Like most countries in the EU, Poland has been ravaged by Covid-19, with the pandemic killing more than 70,000 and pushing the economy into recession for the first time in three decades.
Prime Minister Mateusz Morawiecki said the Polish deal – which will be backed by loans and grants from the EU’s stimulus fund – was a chance to fulfill Poles’ dreams of catching up with richer countries in Western Europe , as well as expanding the country’s middle class. .
“We have a huge opportunity ahead of us,” he said. “[In the past] we have always had to worry about freedom from external oppression. But today we can worry about the freedom to decide the rules of social and economic growth in our own Polish sovereign conditions.
As part of the changes announced on Saturday, the PiS and its two smaller allies plan to increase spending on the underfunded healthcare system, parts of which have been overwhelmed by the pandemic, from 5% of GDP in 2020 to more by 7% in 2030.
The tax system will also be reorganized. The non-taxable income allowance will increase to 30,000 zloty and the threshold at which Poles will start paying the highest tax rate of 32% will be reduced from 85,000 to 120,000 zloty per year.
Mortgage rules will also be overhauled and guarantees will be provided to make it easier for young people to buy a property, while the rules on building permits will be relaxed. There will also be other benefits for families with young children and retirees, as well as an investment program that PiS says would create 500,000 new jobs.
Morawiecki and his fellow speakers at the ruling camp’s congress gave few details on funding tax cuts.
Jaroslaw Gowin, Deputy Prime Minister and Head of Accord, one of the two junior coalition partners of the PiS, admitted that the richest Poles should pay more taxes, but he did not enter the details. He also said the state budget would be hit.
Polish Finance Minister Tadeusz Koscinski told the FT that tax cuts would be partly funded by faster growth. However, he added that the budget deficit would also be partially covered by higher social security payments from workers and businesses, resulting from changes that would push more self-employed workers into full employment contracts, and the removal of self-employment contracts. ‘a ceiling on social security payments for the self-employed.
Koscinski said the annual net cost to the state budget of tax cuts would be around Zloty 7 billion. He added that there would be an additional 3 billion zloty in grants to co-finance investments by local governments that have lost income due to the tax changes.
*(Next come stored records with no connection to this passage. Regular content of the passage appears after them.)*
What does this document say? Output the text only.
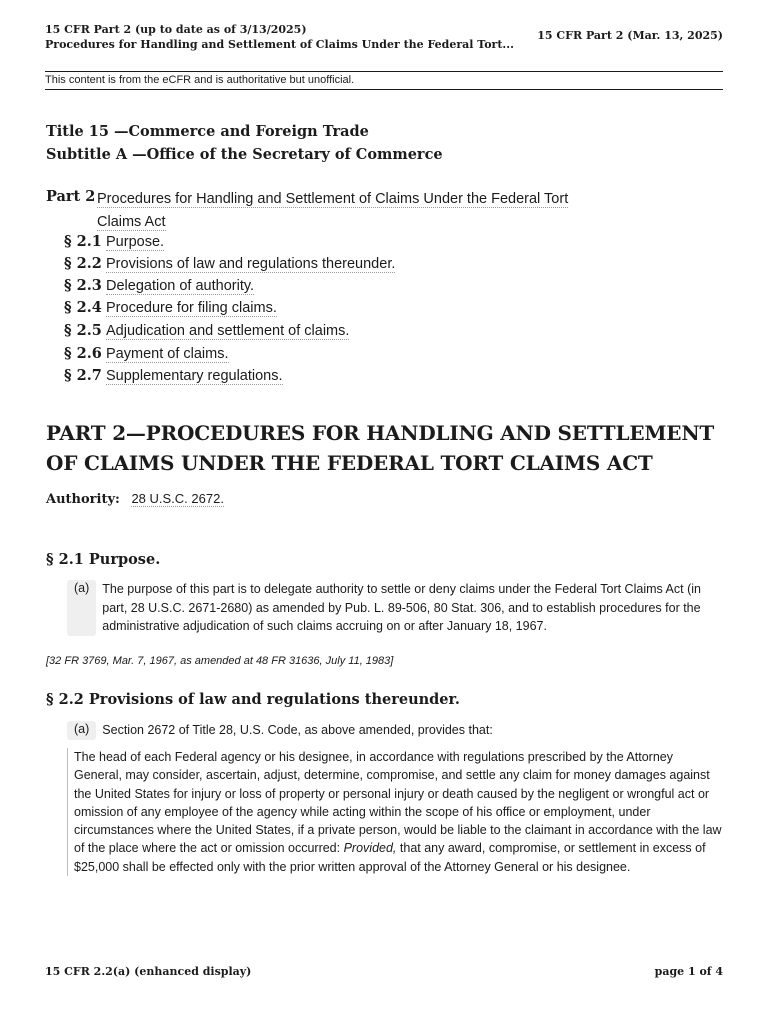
15 CFR Part 2 (up to date as of 3/13/2025)
Procedures for Handling and Settlement of Claims Under the Federal Tort...
15 CFR Part 2 (Mar. 13, 2025)
This content is from the eCFR and is authoritative but unofficial.
Title 15 —Commerce and Foreign Trade
Subtitle A —Office of the Secretary of Commerce
Part 2 Procedures for Handling and Settlement of Claims Under the Federal Tort Claims Act
§ 2.1 Purpose.
§ 2.2 Provisions of law and regulations thereunder.
§ 2.3 Delegation of authority.
§ 2.4 Procedure for filing claims.
§ 2.5 Adjudication and settlement of claims.
§ 2.6 Payment of claims.
§ 2.7 Supplementary regulations.
PART 2—PROCEDURES FOR HANDLING AND SETTLEMENT OF CLAIMS UNDER THE FEDERAL TORT CLAIMS ACT
Authority: 28 U.S.C. 2672.
§ 2.1 Purpose.
(a)	The purpose of this part is to delegate authority to settle or deny claims under the Federal Tort Claims Act (in part, 28 U.S.C. 2671-2680) as amended by Pub. L. 89-506, 80 Stat. 306, and to establish procedures for the administrative adjudication of such claims accruing on or after January 18, 1967.
[32 FR 3769, Mar. 7, 1967, as amended at 48 FR 31636, July 11, 1983]
§ 2.2 Provisions of law and regulations thereunder.
(a)	Section 2672 of Title 28, U.S. Code, as above amended, provides that:
The head of each Federal agency or his designee, in accordance with regulations prescribed by the Attorney General, may consider, ascertain, adjust, determine, compromise, and settle any claim for money damages against the United States for injury or loss of property or personal injury or death caused by the negligent or wrongful act or omission of any employee of the agency while acting within the scope of his office or employment, under circumstances where the United States, if a private person, would be liable to the claimant in accordance with the law of the place where the act or omission occurred: Provided, that any award, compromise, or settlement in excess of $25,000 shall be effected only with the prior written approval of the Attorney General or his designee.
15 CFR 2.2(a) (enhanced display)	page 1 of 4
Adam Czerniak, an economist at Polityka Insight, said the government’s assumptions about faster growth helping to cover the cost of the government’s plans were “optimistic, but I think they can happen.”
However, he expressed concern that changes to housing – which include state guarantees on home loans for young borrowers – could cause a booming market to overheat.
“Down payment guarantees are very risky at this point in the economic cycle of the housing market,” he said.